Sen. John McCain, R-Ariz., wants you to be able to choose which cable channels you pay for — which sounds like a great idea.
If you don’t watch sports, why should you pay for ESPN? If you’re a right-winger, why should you pay for MSNBC? If you don’t have kids, why should you pay for Nickelodeon?
As with so many things, however, there will be unintended consequences if the bill McCain has introduced becomes law. I guarantee that one or more cable channels you watch will disappear and shows you adore will be canceled.
What McCain objects to is bundling. Cable programmers package lesser-known channels with their most popular channels and tell cable/satellite systems they have to buy the former to get the latter. The cost is passed along to the consumer.

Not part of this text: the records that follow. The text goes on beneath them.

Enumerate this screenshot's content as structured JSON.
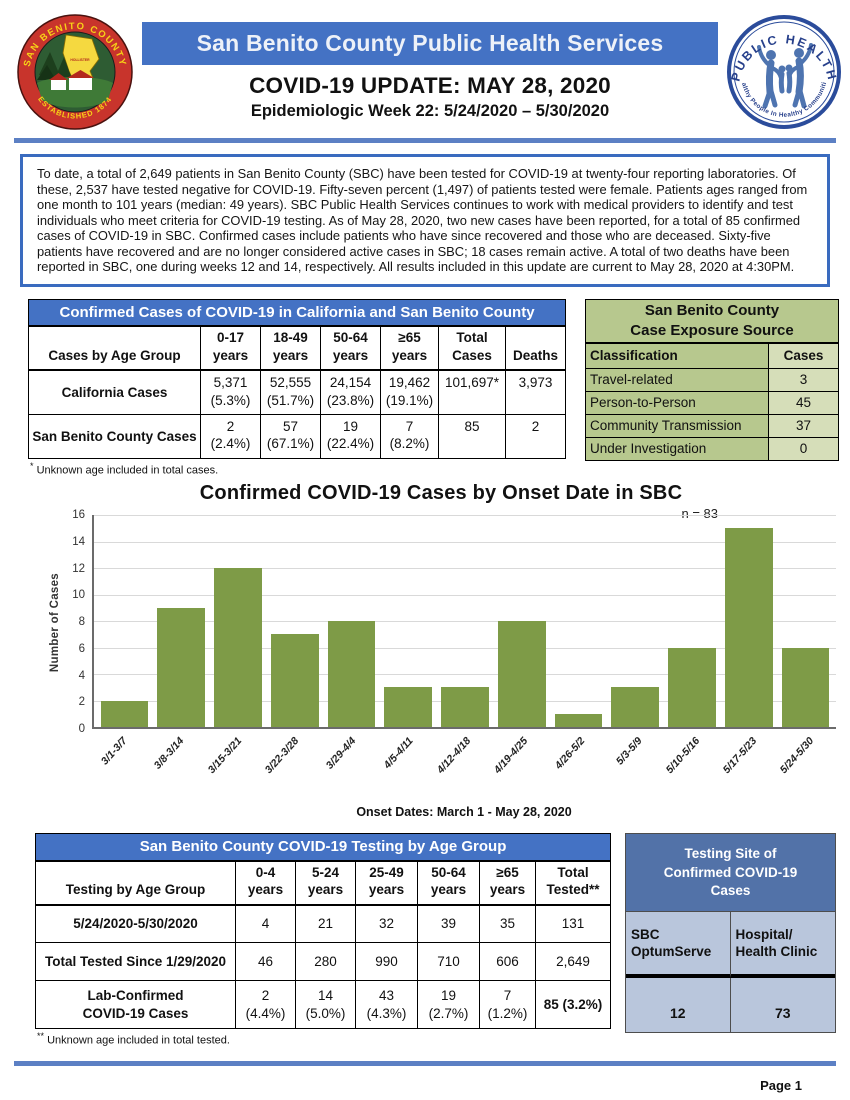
{
  "header": {
    "banner_title": "San Benito County Public Health Services",
    "title": "COVID-19 UPDATE: MAY 28, 2020",
    "subtitle": "Epidemiologic Week 22: 5/24/2020 – 5/30/2020",
    "seal": {
      "arc_top": "SAN BENITO COUNTY",
      "arc_bottom": "ESTABLISHED 1874",
      "city": "HOLLISTER"
    },
    "logo": {
      "arc_top": "PUBLIC HEALTH",
      "arc_bottom": "Healthy People In Healthy Communities"
    }
  },
  "intro": {
    "text": "To date, a total of 2,649 patients in San Benito County (SBC) have been tested for COVID-19 at twenty-four reporting laboratories.  Of these, 2,537 have tested negative for COVID-19.  Fifty-seven percent (1,497) of patients tested were female. Patients ages ranged from one month to 101 years (median: 49 years).  SBC Public Health Services continues to work with medical providers to identify and test individuals who meet criteria for COVID-19 testing.  As of May 28, 2020, two new cases have been reported, for a total of 85 confirmed cases of COVID-19 in SBC.  Confirmed cases include patients who have since recovered and those who are deceased.  Sixty-five patients have recovered and are no longer considered active cases in SBC; 18 cases remain active.  A total of two deaths have been reported in SBC, one during weeks 12 and 14, respectively. All results included in this update are current to May 28, 2020 at 4:30PM."
  },
  "cases_table": {
    "title": "Confirmed Cases of COVID-19 in California and San Benito County",
    "row_header_label": "Cases by Age Group",
    "columns": [
      {
        "l1": "0-17",
        "l2": "years"
      },
      {
        "l1": "18-49",
        "l2": "years"
      },
      {
        "l1": "50-64",
        "l2": "years"
      },
      {
        "l1": "≥65",
        "l2": "years"
      },
      {
        "l1": "Total",
        "l2": "Cases"
      },
      {
        "l1": "",
        "l2": "Deaths"
      }
    ],
    "rows": [
      {
        "label": "California Cases",
        "values": [
          {
            "n": "5,371",
            "p": "(5.3%)"
          },
          {
            "n": "52,555",
            "p": "(51.7%)"
          },
          {
            "n": "24,154",
            "p": "(23.8%)"
          },
          {
            "n": "19,462",
            "p": "(19.1%)"
          },
          {
            "n": "101,697*",
            "p": ""
          },
          {
            "n": "3,973",
            "p": ""
          }
        ]
      },
      {
        "label": "San Benito County Cases",
        "values": [
          {
            "n": "2",
            "p": "(2.4%)"
          },
          {
            "n": "57",
            "p": "(67.1%)"
          },
          {
            "n": "19",
            "p": "(22.4%)"
          },
          {
            "n": "7",
            "p": "(8.2%)"
          },
          {
            "n": "85",
            "p": ""
          },
          {
            "n": "2",
            "p": ""
          }
        ]
      }
    ],
    "footnote_mark": "*",
    "footnote": "Unknown age included in total cases."
  },
  "exposure_table": {
    "title_line1": "San Benito County",
    "title_line2": "Case Exposure Source",
    "col_label": "Classification",
    "col_value": "Cases",
    "rows": [
      {
        "label": "Travel-related",
        "value": "3"
      },
      {
        "label": "Person-to-Person",
        "value": "45"
      },
      {
        "label": "Community Transmission",
        "value": "37"
      },
      {
        "label": "Under Investigation",
        "value": "0"
      }
    ]
  },
  "chart_data": {
    "type": "bar",
    "title": "Confirmed COVID-19 Cases by Onset Date in SBC",
    "n_label": "n = 83",
    "categories": [
      "3/1-3/7",
      "3/8-3/14",
      "3/15-3/21",
      "3/22-3/28",
      "3/29-4/4",
      "4/5-4/11",
      "4/12-4/18",
      "4/19-4/25",
      "4/26-5/2",
      "5/3-5/9",
      "5/10-5/16",
      "5/17-5/23",
      "5/24-5/30"
    ],
    "values": [
      2,
      9,
      12,
      7,
      8,
      3,
      3,
      8,
      1,
      3,
      6,
      15,
      6
    ],
    "xlabel": "Onset Dates: March 1 - May 28, 2020",
    "ylabel": "Number of Cases",
    "ylim": [
      0,
      16
    ],
    "ytick_step": 2,
    "grid": true,
    "legend": "none",
    "bar_color": "#7E9B47"
  },
  "testing_table": {
    "title": "San Benito County COVID-19 Testing by Age Group",
    "row_header_label": "Testing by Age Group",
    "columns": [
      {
        "l1": "0-4",
        "l2": "years"
      },
      {
        "l1": "5-24",
        "l2": "years"
      },
      {
        "l1": "25-49",
        "l2": "years"
      },
      {
        "l1": "50-64",
        "l2": "years"
      },
      {
        "l1": "≥65",
        "l2": "years"
      },
      {
        "l1": "Total",
        "l2": "Tested**"
      }
    ],
    "rows": [
      {
        "label_line1": "5/24/2020-5/30/2020",
        "label_line2": "",
        "values": [
          {
            "n": "4",
            "p": ""
          },
          {
            "n": "21",
            "p": ""
          },
          {
            "n": "32",
            "p": ""
          },
          {
            "n": "39",
            "p": ""
          },
          {
            "n": "35",
            "p": ""
          },
          {
            "n": "131",
            "p": ""
          }
        ]
      },
      {
        "label_line1": "Total Tested Since 1/29/2020",
        "label_line2": "",
        "values": [
          {
            "n": "46",
            "p": ""
          },
          {
            "n": "280",
            "p": ""
          },
          {
            "n": "990",
            "p": ""
          },
          {
            "n": "710",
            "p": ""
          },
          {
            "n": "606",
            "p": ""
          },
          {
            "n": "2,649",
            "p": ""
          }
        ]
      },
      {
        "label_line1": "Lab-Confirmed",
        "label_line2": "COVID-19 Cases",
        "values": [
          {
            "n": "2",
            "p": "(4.4%)"
          },
          {
            "n": "14",
            "p": "(5.0%)"
          },
          {
            "n": "43",
            "p": "(4.3%)"
          },
          {
            "n": "19",
            "p": "(2.7%)"
          },
          {
            "n": "7",
            "p": "(1.2%)"
          },
          {
            "n": "85 (3.2%)",
            "p": ""
          }
        ]
      }
    ],
    "footnote_mark": "**",
    "footnote": "Unknown age included in total tested."
  },
  "site_table": {
    "title": "Testing Site of Confirmed COVID-19 Cases",
    "columns": [
      {
        "label_line1": "SBC",
        "label_line2": "OptumServe",
        "value": "12"
      },
      {
        "label_line1": "Hospital/",
        "label_line2": "Health Clinic",
        "value": "73"
      }
    ]
  },
  "footer": {
    "page_label": "Page 1"
  },
  "colors": {
    "banner_blue": "#4472C4",
    "rule_blue": "#5C80C4",
    "green_dark": "#B7C88E",
    "green_light": "#D6DEB9",
    "site_header_blue": "#5272A8",
    "site_cell_blue": "#B9C6DC",
    "bar_green": "#7E9B47"
  }
}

Disney “forces” cable operators to buy ESPN, ESPN2, ESPNews, ESPNU, the Disney Channel, Disney Junior, Disney XD, ABC Family Channel and so on.

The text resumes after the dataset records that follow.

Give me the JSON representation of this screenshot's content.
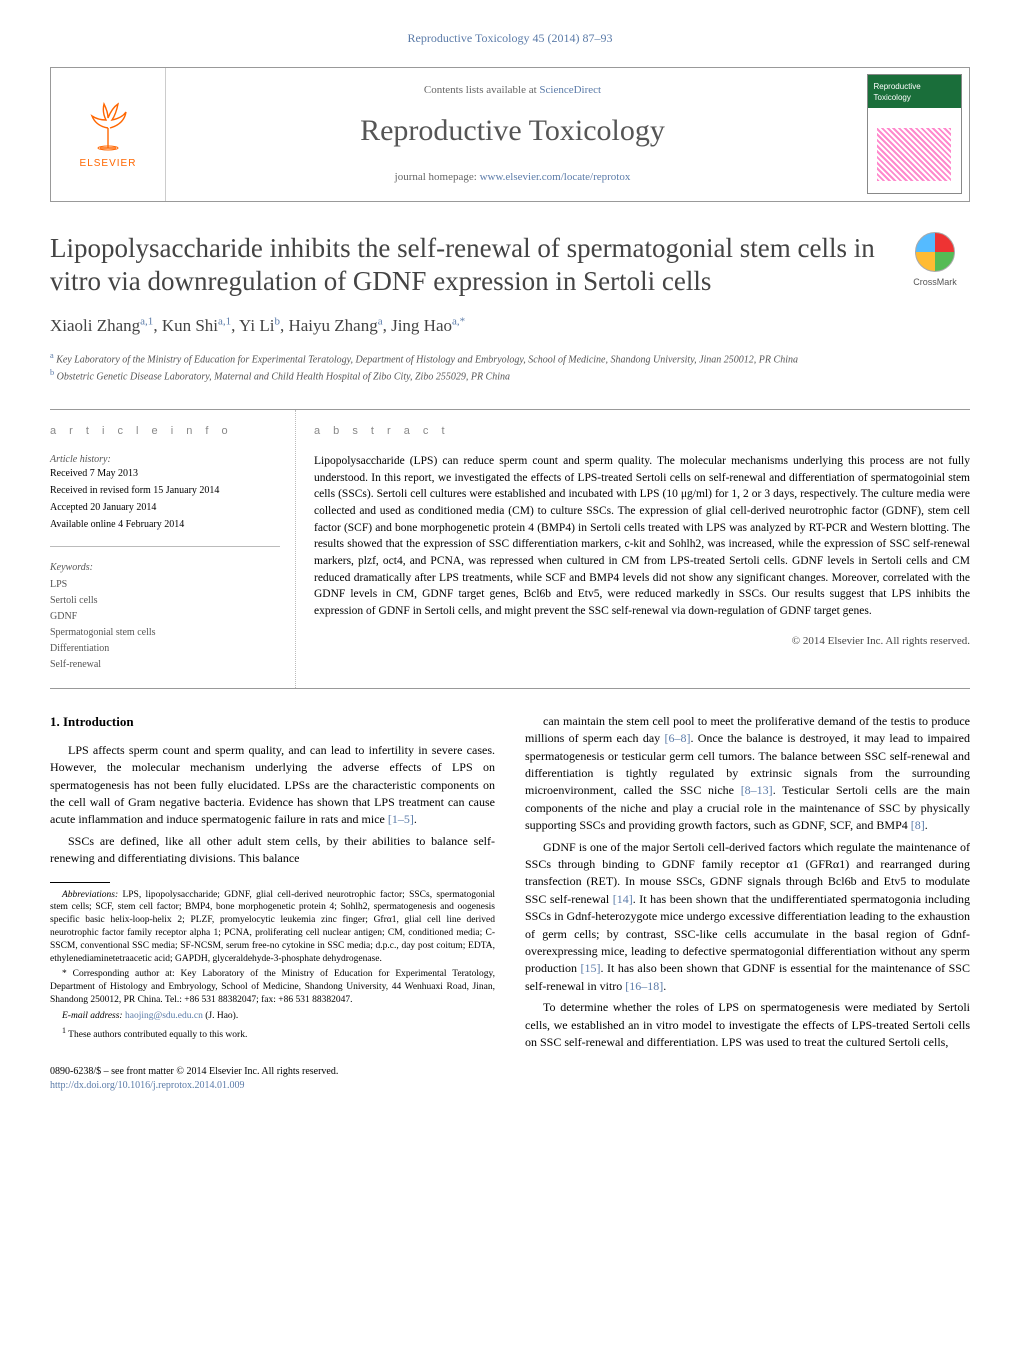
{
  "journal_ref": "Reproductive Toxicology 45 (2014) 87–93",
  "header": {
    "contents_prefix": "Contents lists available at ",
    "contents_linktext": "ScienceDirect",
    "journal_name": "Reproductive Toxicology",
    "homepage_prefix": "journal homepage: ",
    "homepage_linktext": "www.elsevier.com/locate/reprotox",
    "publisher_logo_text": "ELSEVIER",
    "cover_title": "Reproductive Toxicology"
  },
  "crossmark_label": "CrossMark",
  "title": "Lipopolysaccharide inhibits the self-renewal of spermatogonial stem cells in vitro via downregulation of GDNF expression in Sertoli cells",
  "authors_html": "Xiaoli Zhang<sup>a,1</sup>, Kun Shi<sup>a,1</sup>, Yi Li<sup>b</sup>, Haiyu Zhang<sup>a</sup>, Jing Hao<sup>a,*</sup>",
  "affiliations": [
    {
      "sup": "a",
      "text": "Key Laboratory of the Ministry of Education for Experimental Teratology, Department of Histology and Embryology, School of Medicine, Shandong University, Jinan 250012, PR China"
    },
    {
      "sup": "b",
      "text": "Obstetric Genetic Disease Laboratory, Maternal and Child Health Hospital of Zibo City, Zibo 255029, PR China"
    }
  ],
  "article_info_header": "a r t i c l e   i n f o",
  "history": {
    "heading": "Article history:",
    "received": "Received 7 May 2013",
    "revised": "Received in revised form 15 January 2014",
    "accepted": "Accepted 20 January 2014",
    "online": "Available online 4 February 2014"
  },
  "keywords_heading": "Keywords:",
  "keywords": [
    "LPS",
    "Sertoli cells",
    "GDNF",
    "Spermatogonial stem cells",
    "Differentiation",
    "Self-renewal"
  ],
  "abstract_header": "a b s t r a c t",
  "abstract": "Lipopolysaccharide (LPS) can reduce sperm count and sperm quality. The molecular mechanisms underlying this process are not fully understood. In this report, we investigated the effects of LPS-treated Sertoli cells on self-renewal and differentiation of spermatogoinial stem cells (SSCs). Sertoli cell cultures were established and incubated with LPS (10 μg/ml) for 1, 2 or 3 days, respectively. The culture media were collected and used as conditioned media (CM) to culture SSCs. The expression of glial cell-derived neurotrophic factor (GDNF), stem cell factor (SCF) and bone morphogenetic protein 4 (BMP4) in Sertoli cells treated with LPS was analyzed by RT-PCR and Western blotting. The results showed that the expression of SSC differentiation markers, c-kit and Sohlh2, was increased, while the expression of SSC self-renewal markers, plzf, oct4, and PCNA, was repressed when cultured in CM from LPS-treated Sertoli cells. GDNF levels in Sertoli cells and CM reduced dramatically after LPS treatments, while SCF and BMP4 levels did not show any significant changes. Moreover, correlated with the GDNF levels in CM, GDNF target genes, Bcl6b and Etv5, were reduced markedly in SSCs. Our results suggest that LPS inhibits the expression of GDNF in Sertoli cells, and might prevent the SSC self-renewal via down-regulation of GDNF target genes.",
  "copyright": "© 2014 Elsevier Inc. All rights reserved.",
  "body": {
    "intro_heading": "1. Introduction",
    "p1": "LPS affects sperm count and sperm quality, and can lead to infertility in severe cases. However, the molecular mechanism underlying the adverse effects of LPS on spermatogenesis has not been fully elucidated. LPSs are the characteristic components on the cell wall of Gram negative bacteria. Evidence has shown that LPS treatment can cause acute inflammation and induce spermatogenic failure in rats and mice ",
    "p1_ref": "[1–5]",
    "p2": "SSCs are defined, like all other adult stem cells, by their abilities to balance self-renewing and differentiating divisions. This balance ",
    "p3a": "can maintain the stem cell pool to meet the proliferative demand of the testis to produce millions of sperm each day ",
    "p3_ref1": "[6–8]",
    "p3b": ". Once the balance is destroyed, it may lead to impaired spermatogenesis or testicular germ cell tumors. The balance between SSC self-renewal and differentiation is tightly regulated by extrinsic signals from the surrounding microenvironment, called the SSC niche ",
    "p3_ref2": "[8–13]",
    "p3c": ". Testicular Sertoli cells are the main components of the niche and play a crucial role in the maintenance of SSC by physically supporting SSCs and providing growth factors, such as GDNF, SCF, and BMP4 ",
    "p3_ref3": "[8]",
    "p4a": "GDNF is one of the major Sertoli cell-derived factors which regulate the maintenance of SSCs through binding to GDNF family receptor α1 (GFRα1) and rearranged during transfection (RET). In mouse SSCs, GDNF signals through Bcl6b and Etv5 to modulate SSC self-renewal ",
    "p4_ref1": "[14]",
    "p4b": ". It has been shown that the undifferentiated spermatogonia including SSCs in Gdnf-heterozygote mice undergo excessive differentiation leading to the exhaustion of germ cells; by contrast, SSC-like cells accumulate in the basal region of Gdnf-overexpressing mice, leading to defective spermatogonial differentiation without any sperm production ",
    "p4_ref2": "[15]",
    "p4c": ". It has also been shown that GDNF is essential for the maintenance of SSC self-renewal in vitro ",
    "p4_ref3": "[16–18]",
    "p5": "To determine whether the roles of LPS on spermatogenesis were mediated by Sertoli cells, we established an in vitro model to investigate the effects of LPS-treated Sertoli cells on SSC self-renewal and differentiation. LPS was used to treat the cultured Sertoli cells,"
  },
  "footnotes": {
    "abbrev_label": "Abbreviations:",
    "abbrev_text": " LPS, lipopolysaccharide; GDNF, glial cell-derived neurotrophic factor; SSCs, spermatogonial stem cells; SCF, stem cell factor; BMP4, bone morphogenetic protein 4; Sohlh2, spermatogenesis and oogenesis specific basic helix-loop-helix 2; PLZF, promyelocytic leukemia zinc finger; Gfrα1, glial cell line derived neurotrophic factor family receptor alpha 1; PCNA, proliferating cell nuclear antigen; CM, conditioned media; C-SSCM, conventional SSC media; SF-NCSM, serum free-no cytokine in SSC media; d.p.c., day post coitum; EDTA, ethylenediaminetetraacetic acid; GAPDH, glyceraldehyde-3-phosphate dehydrogenase.",
    "corr_label": "* Corresponding author at:",
    "corr_text": " Key Laboratory of the Ministry of Education for Experimental Teratology, Department of Histology and Embryology, School of Medicine, Shandong University, 44 Wenhuaxi Road, Jinan, Shandong 250012, PR China. Tel.: +86 531 88382047; fax: +86 531 88382047.",
    "email_label": "E-mail address: ",
    "email_link": "haojing@sdu.edu.cn",
    "email_suffix": " (J. Hao).",
    "contrib": "These authors contributed equally to this work.",
    "contrib_sup": "1"
  },
  "doi": {
    "issn_line": "0890-6238/$ – see front matter © 2014 Elsevier Inc. All rights reserved.",
    "doi_link": "http://dx.doi.org/10.1016/j.reprotox.2014.01.009"
  },
  "colors": {
    "link": "#5b7ba8",
    "accent_orange": "#f60",
    "cover_green": "#1a6e3a"
  }
}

Viacom has a slew of channels, including BET, CMT, Comedy Central, Logo, MTV, Nickelodeon, Spike, TV Land, VH1 and more. Nobody watches them all, but some of you have kids who love Nick Jr., which would struggle to survive if it were offered à la carte.
If you love the programming on BBC America or the Cooking, History and Travel Channels, be worried.
And be worried about the Pac-12 Network.
If you watch shows such as “Mad Men” or “The Walking Dead,” be worried. AMC is currently in 97 million homes, and paid for every month by each of those homes. “Mad Men” draws 3 million to 4 million viewers who, by themselves, couldn’t keep the show or the channel going.
Some parent groups have been calling for mandatory à la carte for years, oblivious to the collateral damage. And there will be collateral damage.
None of this is worth worrying about just yet. McCain’s bill only applies if a cable operator uses the so-called “compulsory license” to guarantee it access to a local broadcast station’s signal.
If so, it would have to offer that station and any others that have the same owners to its customers à la carte.
Also, word out of Washington is that this bill is not exactly at the front of the line to be passed or signed into law.
There’s a certain justice in only paying for what you watch. But this bill seems more appropriate for 2000 than 2013. Consumers are no longer at the mercy of a single cable company — there are satellite and online competitors.
And it’s not as simple as McCain and his allies would have us believe. If à la carte comes, shows and entire channels will go. Guaranteed.
Including shows and channels you will miss.